Now ye may judge if his fore-elders were not scared by the lad's tale, for they knew that he had fallen in with one of the Dwarf-kin, and his grandam caught him up and hugged him and kissed him well favouredly; and the carline, whose name was Bridget, followed on the like road; and then she said: "See you, kinsmen, if it be not my doing that the blessed bairn has come back to us. Tell us, sweetheart, what thou hast round thy neck under thy shirt." Osberne laughed. Said he: "Thou didst hang on me a morsel of parchment with signs drawn thereon, and it is done in a silk bag. Fear not, foster-mother, but that I will wear it yet, since thou makest such to-do over it."
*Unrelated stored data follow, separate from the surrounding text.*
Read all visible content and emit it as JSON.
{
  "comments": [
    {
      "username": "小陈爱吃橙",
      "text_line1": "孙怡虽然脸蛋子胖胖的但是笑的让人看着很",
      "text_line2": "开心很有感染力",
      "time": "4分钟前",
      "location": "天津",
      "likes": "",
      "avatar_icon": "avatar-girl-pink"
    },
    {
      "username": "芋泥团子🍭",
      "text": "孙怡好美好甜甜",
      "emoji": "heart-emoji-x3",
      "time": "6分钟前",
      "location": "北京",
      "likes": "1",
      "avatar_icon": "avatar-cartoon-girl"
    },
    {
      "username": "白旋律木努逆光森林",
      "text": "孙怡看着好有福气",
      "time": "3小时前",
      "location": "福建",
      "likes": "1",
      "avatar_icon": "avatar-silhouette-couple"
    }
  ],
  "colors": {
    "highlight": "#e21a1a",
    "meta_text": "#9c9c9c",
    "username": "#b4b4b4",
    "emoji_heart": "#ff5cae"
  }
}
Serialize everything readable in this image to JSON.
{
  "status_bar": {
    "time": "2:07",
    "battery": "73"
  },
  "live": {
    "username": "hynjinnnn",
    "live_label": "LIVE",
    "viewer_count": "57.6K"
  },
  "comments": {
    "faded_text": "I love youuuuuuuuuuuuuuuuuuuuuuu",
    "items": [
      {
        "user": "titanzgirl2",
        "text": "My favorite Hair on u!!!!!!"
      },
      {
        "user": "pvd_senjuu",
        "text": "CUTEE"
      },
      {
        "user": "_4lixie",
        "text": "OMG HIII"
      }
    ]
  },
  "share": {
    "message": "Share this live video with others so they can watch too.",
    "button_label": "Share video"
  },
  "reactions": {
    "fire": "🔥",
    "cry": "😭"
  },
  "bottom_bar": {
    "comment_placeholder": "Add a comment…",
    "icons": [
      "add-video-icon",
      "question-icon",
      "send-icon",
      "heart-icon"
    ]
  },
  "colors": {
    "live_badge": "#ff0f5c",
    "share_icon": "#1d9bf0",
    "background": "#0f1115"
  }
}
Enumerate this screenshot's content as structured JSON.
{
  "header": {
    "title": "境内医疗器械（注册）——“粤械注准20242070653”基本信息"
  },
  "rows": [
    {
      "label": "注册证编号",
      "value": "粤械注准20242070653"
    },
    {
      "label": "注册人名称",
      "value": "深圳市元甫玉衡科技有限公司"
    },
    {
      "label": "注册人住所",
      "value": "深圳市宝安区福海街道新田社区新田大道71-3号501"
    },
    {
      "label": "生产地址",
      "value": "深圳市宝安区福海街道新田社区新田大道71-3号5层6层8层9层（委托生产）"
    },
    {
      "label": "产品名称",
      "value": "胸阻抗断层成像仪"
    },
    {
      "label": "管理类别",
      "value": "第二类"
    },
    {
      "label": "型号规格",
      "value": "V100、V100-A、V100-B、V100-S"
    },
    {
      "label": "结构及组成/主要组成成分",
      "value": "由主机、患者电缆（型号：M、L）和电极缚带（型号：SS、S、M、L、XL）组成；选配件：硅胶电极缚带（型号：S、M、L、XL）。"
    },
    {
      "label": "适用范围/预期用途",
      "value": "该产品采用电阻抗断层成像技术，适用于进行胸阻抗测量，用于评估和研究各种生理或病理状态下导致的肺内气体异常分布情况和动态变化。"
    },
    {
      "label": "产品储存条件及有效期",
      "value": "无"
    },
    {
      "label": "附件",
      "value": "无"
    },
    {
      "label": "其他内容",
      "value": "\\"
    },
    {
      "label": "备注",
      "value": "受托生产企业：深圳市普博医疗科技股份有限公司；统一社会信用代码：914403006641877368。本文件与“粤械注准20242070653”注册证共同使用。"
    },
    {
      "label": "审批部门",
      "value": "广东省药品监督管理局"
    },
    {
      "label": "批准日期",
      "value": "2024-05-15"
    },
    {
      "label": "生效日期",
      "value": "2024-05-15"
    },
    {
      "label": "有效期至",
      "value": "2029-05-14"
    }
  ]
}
"Ah! the kind lad thou art, my dear," said the carline. "I will tell you, kinsmen, that I had that said parchment from our priest, and it is strong neckguard against all evil things, for on it is scored the Holy Rood, and thereon are the names of the three Holy Kings, and other writing withal which I may not read, for it is clerks' Latin." And again the two women made much of the little lad, while the goodman stood by grumbling and grunting; but this time did Osberne escape his beating, though he was promised a drubbing which should give him much to think on if he went that way again; and the women prayed and besought him to be obedient to the goodman herein.

But one thing he had not told his kinsfolk, to wit, that the Dwarf had given him for a gift that same knife wherewith he had played the game of heads-off, and a fair sheath went with it, and he had done him to wit that most like luck would go with it. Wherefore little Osberne had the said knife hidden under his raiment, along with the parchment whereon was scored the Holy Rood and the good words of wisdom written.